Out go mileage bands, which used to cut in at 2,500 and 18,000 miles, together with discounts for older cars. In comes a percentage tax based on vehicle emissions. This will escalate each year for the first three years if the initial emission level exceeds 145 grams per kilometre. And you've guessed it – there are virtually no models available on the market today with an emission level as low as this.

Separate bandings exist for diesel cars and those using multiple forms of fuel. Diesel is generally far better than petrol on emissions but a flat 3% surcharge has been added to address the issue of particulate and sulphur emissions where it is worse than petrol. This surcharge will reduce once emissions comply with new European regulations. (Hardly any vehicles currently comply.)

The good news is that the bog standard rep mobile – such as a petrol Mondeo, travelling more than 18,000 miles a year and driven by a rep on the basic tax rate – will pay only an additional £130 a year in tax. As stealth taxes go, drivers get off lightly. The peace of mind and convenience of a company car will far outweigh the risks and hassle of private car ownership.

Life gets more complicated for a 40% taxpayer driving, for instance, a petrol BMW 530 – the tax will more than double to nearly £5,000 a year. This may be a small price to pay for the status such a machine conveys. But if the price is too high, a compromise might be to change from petrol to diesel. The combined savings of lower emission charges and fuel costs amount to more than to £900 a year, assuming you're driving at least 12,000 miles a year.

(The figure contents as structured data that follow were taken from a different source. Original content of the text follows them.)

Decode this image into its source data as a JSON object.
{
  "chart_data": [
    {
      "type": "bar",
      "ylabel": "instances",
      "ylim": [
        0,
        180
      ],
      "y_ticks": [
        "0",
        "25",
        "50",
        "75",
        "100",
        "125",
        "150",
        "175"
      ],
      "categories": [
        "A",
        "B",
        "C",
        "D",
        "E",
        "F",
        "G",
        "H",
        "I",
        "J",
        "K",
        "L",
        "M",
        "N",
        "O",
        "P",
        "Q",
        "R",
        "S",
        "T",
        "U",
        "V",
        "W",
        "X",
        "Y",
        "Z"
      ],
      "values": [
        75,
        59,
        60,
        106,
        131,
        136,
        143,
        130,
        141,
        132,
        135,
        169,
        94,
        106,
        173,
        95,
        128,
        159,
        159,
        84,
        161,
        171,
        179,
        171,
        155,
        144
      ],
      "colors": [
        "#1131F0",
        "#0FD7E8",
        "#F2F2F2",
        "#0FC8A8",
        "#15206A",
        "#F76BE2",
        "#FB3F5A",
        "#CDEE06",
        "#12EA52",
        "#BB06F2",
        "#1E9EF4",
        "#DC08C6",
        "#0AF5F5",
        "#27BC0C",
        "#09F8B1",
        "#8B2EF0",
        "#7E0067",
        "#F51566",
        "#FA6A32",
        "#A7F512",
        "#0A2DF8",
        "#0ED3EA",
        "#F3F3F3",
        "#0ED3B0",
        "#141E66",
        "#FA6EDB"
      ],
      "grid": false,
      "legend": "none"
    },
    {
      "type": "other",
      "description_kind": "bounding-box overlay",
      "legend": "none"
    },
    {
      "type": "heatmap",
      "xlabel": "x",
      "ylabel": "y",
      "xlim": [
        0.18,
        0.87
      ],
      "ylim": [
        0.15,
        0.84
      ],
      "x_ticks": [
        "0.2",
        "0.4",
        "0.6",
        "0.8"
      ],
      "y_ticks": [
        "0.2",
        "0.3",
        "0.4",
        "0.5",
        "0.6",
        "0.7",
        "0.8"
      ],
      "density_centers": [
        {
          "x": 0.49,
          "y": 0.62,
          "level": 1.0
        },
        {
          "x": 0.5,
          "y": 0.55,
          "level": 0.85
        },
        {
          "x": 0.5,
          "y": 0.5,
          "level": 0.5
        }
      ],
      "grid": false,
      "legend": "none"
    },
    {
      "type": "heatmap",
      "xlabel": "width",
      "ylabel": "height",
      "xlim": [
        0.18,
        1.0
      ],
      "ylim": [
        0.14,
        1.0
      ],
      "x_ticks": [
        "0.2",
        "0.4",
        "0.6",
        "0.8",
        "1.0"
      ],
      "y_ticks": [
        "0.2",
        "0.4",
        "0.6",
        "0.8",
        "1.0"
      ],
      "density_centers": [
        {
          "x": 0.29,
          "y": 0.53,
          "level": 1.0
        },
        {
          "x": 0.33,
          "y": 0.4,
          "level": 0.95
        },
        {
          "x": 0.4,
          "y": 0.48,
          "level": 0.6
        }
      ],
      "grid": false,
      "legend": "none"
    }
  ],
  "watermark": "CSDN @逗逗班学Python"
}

I've driven diesel cars since I was 18 years old. Being mean, I was always attracted to the huge fuel savings. Little did I know that I was also saving the world by emitting less pollutants. I'm now rewarded by the government by having to pay £10 a year less than a petrol equivalent for my road fund licence.

Performance of diesel engines now almost matches petrol-driven cars. Their resale value tends to be higher, offsetting the slightly higher initial price. And don't forget that often they occupy a lower insurance category, which can be useful, particularly on bigger cars.

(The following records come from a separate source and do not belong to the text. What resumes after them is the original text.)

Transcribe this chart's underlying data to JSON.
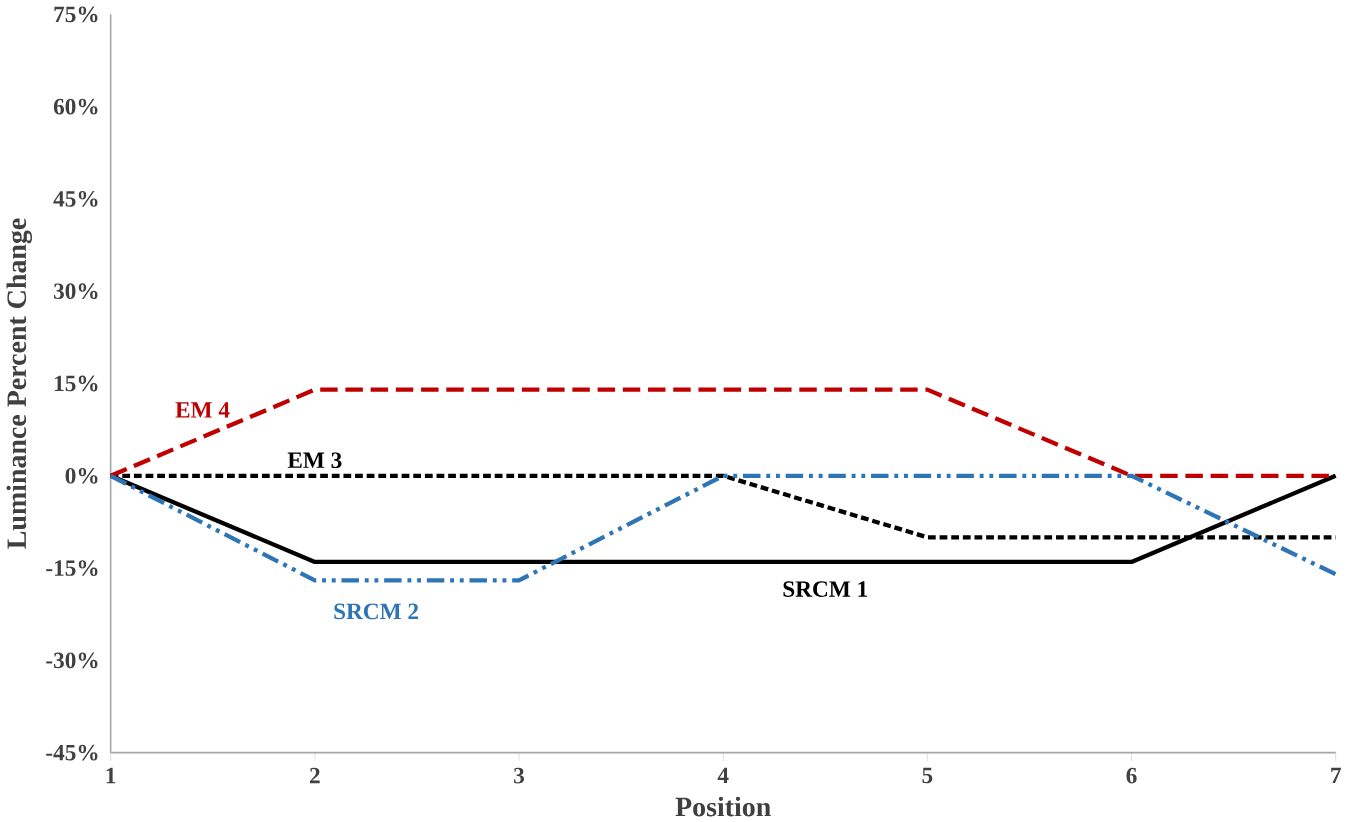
{
  "chart_data": {
    "type": "line",
    "xlabel": "Position",
    "ylabel": "Luminance Percent Change",
    "x": [
      1,
      2,
      3,
      4,
      5,
      6,
      7
    ],
    "series": [
      {
        "name": "SRCM 1",
        "color": "#000000",
        "line_style": "solid",
        "values": [
          0,
          -14,
          -14,
          -14,
          -14,
          -14,
          0
        ]
      },
      {
        "name": "EM 3",
        "color": "#000000",
        "line_style": "dotted",
        "values": [
          0,
          0,
          0,
          0,
          -10,
          -10,
          -10
        ]
      },
      {
        "name": "EM 4",
        "color": "#c00000",
        "line_style": "dashed",
        "values": [
          0,
          14,
          14,
          14,
          14,
          0,
          0
        ]
      },
      {
        "name": "SRCM 2",
        "color": "#2e75b6",
        "line_style": "dashdot",
        "values": [
          0,
          -17,
          -17,
          0,
          0,
          0,
          -16
        ]
      }
    ],
    "xlim": [
      1,
      7
    ],
    "xticks": [
      1,
      2,
      3,
      4,
      5,
      6,
      7
    ],
    "ylim": [
      -45,
      75
    ],
    "yticks": [
      {
        "value": -45,
        "label": "-45%"
      },
      {
        "value": -30,
        "label": "-30%"
      },
      {
        "value": -15,
        "label": "-15%"
      },
      {
        "value": 0,
        "label": "0%"
      },
      {
        "value": 15,
        "label": "15%"
      },
      {
        "value": 30,
        "label": "30%"
      },
      {
        "value": 45,
        "label": "45%"
      },
      {
        "value": 60,
        "label": "60%"
      },
      {
        "value": 75,
        "label": "75%"
      }
    ],
    "grid": false,
    "marker": "none"
  }
}
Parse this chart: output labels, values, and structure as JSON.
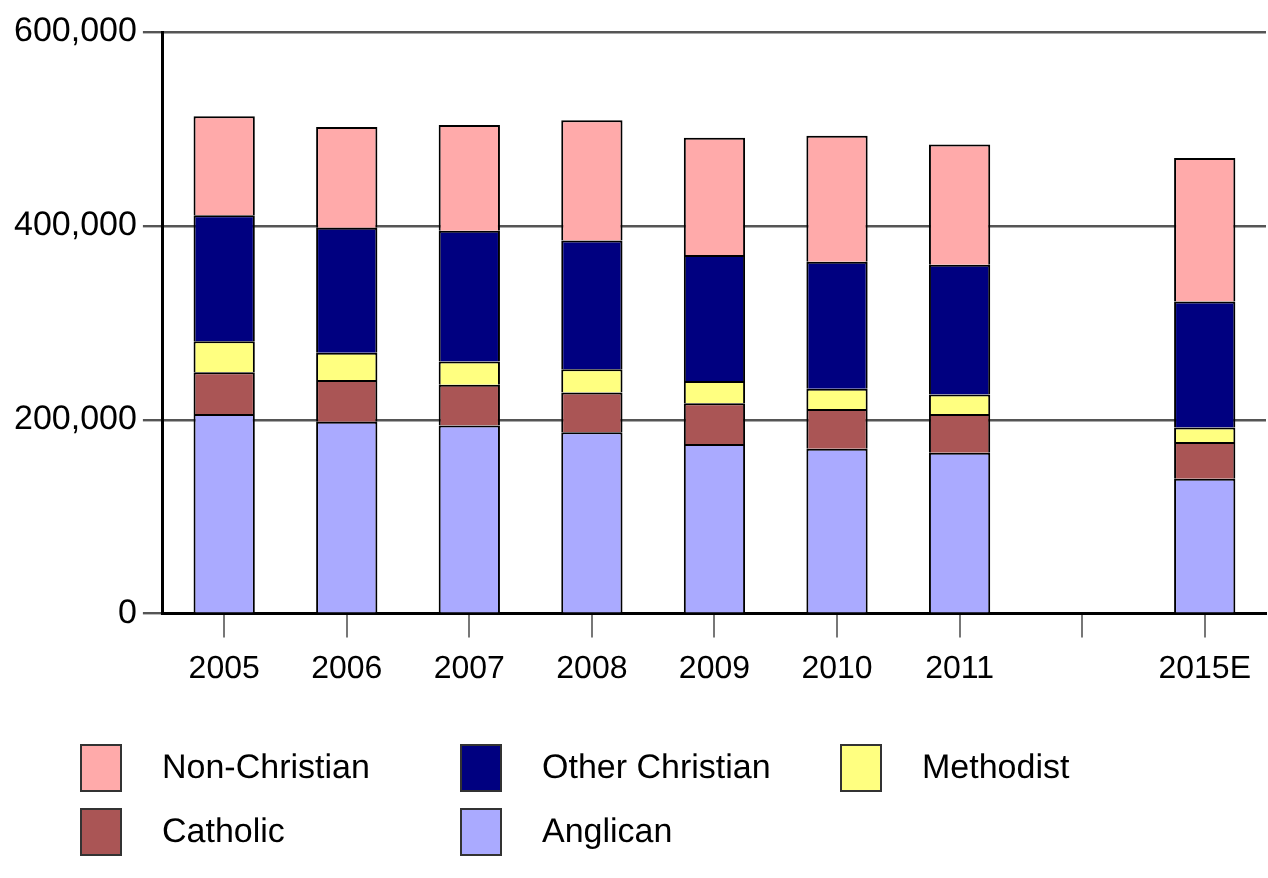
{
  "chart_data": {
    "type": "bar",
    "stacked": true,
    "categories": [
      "2005",
      "2006",
      "2007",
      "2008",
      "2009",
      "2010",
      "2011",
      null,
      "2015E"
    ],
    "series": [
      {
        "name": "Anglican",
        "color": "#aaaaff",
        "values": [
          206000,
          198000,
          194000,
          187000,
          175000,
          170000,
          166000,
          null,
          139000
        ]
      },
      {
        "name": "Catholic",
        "color": "#aa5555",
        "values": [
          43000,
          43000,
          42000,
          41000,
          42000,
          41000,
          40000,
          null,
          38000
        ]
      },
      {
        "name": "Methodist",
        "color": "#ffff80",
        "values": [
          32000,
          28000,
          24000,
          24000,
          23000,
          21000,
          20000,
          null,
          15000
        ]
      },
      {
        "name": "Other Christian",
        "color": "#000080",
        "values": [
          130000,
          129000,
          135000,
          133000,
          130000,
          131000,
          134000,
          null,
          130000
        ]
      },
      {
        "name": "Non-Christian",
        "color": "#ffaaaa",
        "values": [
          102000,
          104000,
          109000,
          124000,
          121000,
          130000,
          124000,
          null,
          148000
        ]
      }
    ],
    "ylim": [
      0,
      600000
    ],
    "yticks": [
      {
        "value": 0,
        "label": "0"
      },
      {
        "value": 200000,
        "label": "200,000"
      },
      {
        "value": 400000,
        "label": "400,000"
      },
      {
        "value": 600000,
        "label": "600,000"
      }
    ],
    "grid": "y",
    "legend": "bottom"
  }
}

Car choice is emotive, but the important point is to be aware of these changes and ensure that any purchase decisions made now are properly thought through in the light of the new regime. A perk car given to an important member of staff as an incentive could be resented in 18 months' time if the staff member has not fully understood the tax consequences of the vehicle they are choosing today.

Many drivers may wish to abandon the company car but, if they are high mileage drivers, they should consider the risks on depreciation. The running cost charges allowable under the new system are lower, which will mean that base salaries will need to rise to compensate.

For the insurer, these changes bring new issues. Commercial fleets are a key target market and the fleet profile is undoubtedly going to change with an increase in eco- and tax-friendly cars. The size of commercial fleets will potentially decrease as company car drivers become tax-sensitive and opt for privately owned vehicles and insurance policies. I wonder how many in the industry, and the drivers themselves, are fully aware of the implications looming – I anticipate that decision makers will suddenly jump into action once the true effects of these changes sting the wallet over the next couple of years.

I hope that there is not a hidden agenda to attack the company car. From an environmental point of view, companies will almost always buy new vehicles that pollute less. From a health and safety point of view, they tend to be better maintained and are generally safer as well.

A useful reference site on the CO2 emissions of most models are held at the Vehicle Certification Agency website –

I would certainly not argue with the thrust of the changes. It would, however, have been helpful if the government had used a few people from the real world to implement the changes in a slightly more digestible way.